Fragmented MBCS character error when loading to iSeries DB2

rjhankey · Post by **rjhankey** » Thu Mar 22, 2012 3:48 pm

I'm pulling in data from an AIX DB2 instance, and loading another iSeries DB2 instance, and am encountering warning messages that I have fragmented MBCS characters in the data.

SQL0191N Error occurred because of a fragmented MBCS character.

Invalid character(s) ([xE6][xA0]) found converting string (code point(s): Warning: TST_DEM_EIW_CUSTOMER_STG.EIW_CUST_STG_TST: CUST_NAME = [xE7][x8B][xAC][xE7][xAB][x8B][xE8][xA1][x8C][xE6][x94][xBF][xE6][xB3][x95][xE4]...) from codepage UTF-8 to Unicode, substituting.

I've tried various options such as different NLS maps, and removing the "Unicode" settings on the source and target column definitions, with the same results.

When I run the query on my PC, I see arrow symbols appearing in the customer name, which I'm guessing are the characters that DB2 is complaining about. When I run the query through the AIX interface, I see ^Z characters in vi.

One of our other DataStage developers encountered something similar in the past, and he abandoned DS and created a job natively on the iSeries DB2 instance. I'm thinking there must be something I can change in the DS job to get this running?

I could set up a message handler to ignore these warnings, but I'd like to see if there isn't something else I could do to load and/or ignore these characters that are coming in.

Thanks in advance!

-Russ

qt_ky · Post by **qt_ky** » Thu Mar 22, 2012 7:43 pm

I agree not to use a message handler. It's always better to figure out the root cause if you have time. It's been a very long time since I dealt with DB2 on AS/400. I don't know the answer, but I remember having to experiment with DB2CODEPAGE settings and CCSID settings. Hopefully someone here already knows the answer, but those are some things to search on.

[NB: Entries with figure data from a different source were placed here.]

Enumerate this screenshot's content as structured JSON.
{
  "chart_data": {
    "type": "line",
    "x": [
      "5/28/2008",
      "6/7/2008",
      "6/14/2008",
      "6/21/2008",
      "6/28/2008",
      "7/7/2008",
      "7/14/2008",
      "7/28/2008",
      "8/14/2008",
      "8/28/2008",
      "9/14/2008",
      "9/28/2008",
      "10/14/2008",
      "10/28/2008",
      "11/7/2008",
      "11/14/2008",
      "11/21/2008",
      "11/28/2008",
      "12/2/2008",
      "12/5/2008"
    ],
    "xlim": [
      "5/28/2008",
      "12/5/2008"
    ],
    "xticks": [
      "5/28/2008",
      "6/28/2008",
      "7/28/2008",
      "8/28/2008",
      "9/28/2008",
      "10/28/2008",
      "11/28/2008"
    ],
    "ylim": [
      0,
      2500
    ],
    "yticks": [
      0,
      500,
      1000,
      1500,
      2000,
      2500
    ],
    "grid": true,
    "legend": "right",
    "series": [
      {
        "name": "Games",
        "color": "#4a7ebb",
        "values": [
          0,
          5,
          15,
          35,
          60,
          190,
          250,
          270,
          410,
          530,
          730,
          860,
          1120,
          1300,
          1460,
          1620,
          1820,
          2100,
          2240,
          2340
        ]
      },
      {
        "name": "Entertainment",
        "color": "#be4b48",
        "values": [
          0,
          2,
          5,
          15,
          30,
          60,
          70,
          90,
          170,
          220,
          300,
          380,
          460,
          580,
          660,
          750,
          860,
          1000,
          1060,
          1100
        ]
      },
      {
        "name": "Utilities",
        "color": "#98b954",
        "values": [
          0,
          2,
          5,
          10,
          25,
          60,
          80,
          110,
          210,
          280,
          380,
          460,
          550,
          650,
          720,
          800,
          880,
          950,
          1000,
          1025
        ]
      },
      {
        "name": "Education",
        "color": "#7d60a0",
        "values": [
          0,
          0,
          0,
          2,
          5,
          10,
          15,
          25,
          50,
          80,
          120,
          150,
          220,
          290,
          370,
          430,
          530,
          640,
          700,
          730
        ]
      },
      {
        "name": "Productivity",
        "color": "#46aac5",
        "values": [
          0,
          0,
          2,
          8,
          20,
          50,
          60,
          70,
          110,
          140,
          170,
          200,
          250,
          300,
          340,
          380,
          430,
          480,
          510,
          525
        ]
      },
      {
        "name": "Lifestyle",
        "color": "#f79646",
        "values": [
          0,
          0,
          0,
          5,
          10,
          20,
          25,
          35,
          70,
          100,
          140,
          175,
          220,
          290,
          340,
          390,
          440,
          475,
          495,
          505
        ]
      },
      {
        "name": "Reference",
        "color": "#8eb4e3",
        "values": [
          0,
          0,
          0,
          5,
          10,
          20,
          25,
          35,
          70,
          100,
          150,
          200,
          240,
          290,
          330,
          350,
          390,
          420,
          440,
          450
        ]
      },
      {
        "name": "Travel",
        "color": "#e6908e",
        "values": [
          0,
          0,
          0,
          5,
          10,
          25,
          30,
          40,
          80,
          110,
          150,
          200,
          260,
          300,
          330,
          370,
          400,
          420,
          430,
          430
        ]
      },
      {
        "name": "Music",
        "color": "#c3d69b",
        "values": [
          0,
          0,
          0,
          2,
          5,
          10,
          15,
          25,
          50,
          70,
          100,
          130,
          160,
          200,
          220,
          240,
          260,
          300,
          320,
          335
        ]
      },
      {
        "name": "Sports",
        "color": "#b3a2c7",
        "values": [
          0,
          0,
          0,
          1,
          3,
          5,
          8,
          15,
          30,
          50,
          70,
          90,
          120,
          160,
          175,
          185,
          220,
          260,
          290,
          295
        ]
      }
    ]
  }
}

rjhankey · Post by **rjhankey** » Thu Mar 29, 2012 4:43 pm

I haven't given up hope on this one yet, but did put a message handler in place to suppress the values that are coming in and failing, so I can at least load those values that don't have the error.

I'm definitely open to any and all new suggestions or ideas though!

ray.wurlod · Post by **ray.wurlod** » Thu Mar 29, 2012 5:58 pm

Hmm... Ctrl+Z is Char(26), or code point 0x1A. This is the DOS end-of-file character. Might the problem be related to ASCII transfer of text files from Windows to Unix at some point in their history? Or copy/paste from a Windows application into a DB2 application? (Just clutching at another straw here.)

rjhankey · Post by **rjhankey** » Wed Oct 10, 2012 10:16 am

Looks like I've solved this one -- I've learned to set the length of the character fields to twice as much as it seems like I would need, and I believe this is due to the double-byte characters that are present. So if I'm receiving a 100-character field, I actually need to define it as varchar(200), and that seems to resolve the errors about fragmented characters. That's a little painful for the comments field that tend to come in as 2000+ characters, but the error messages no longer appear.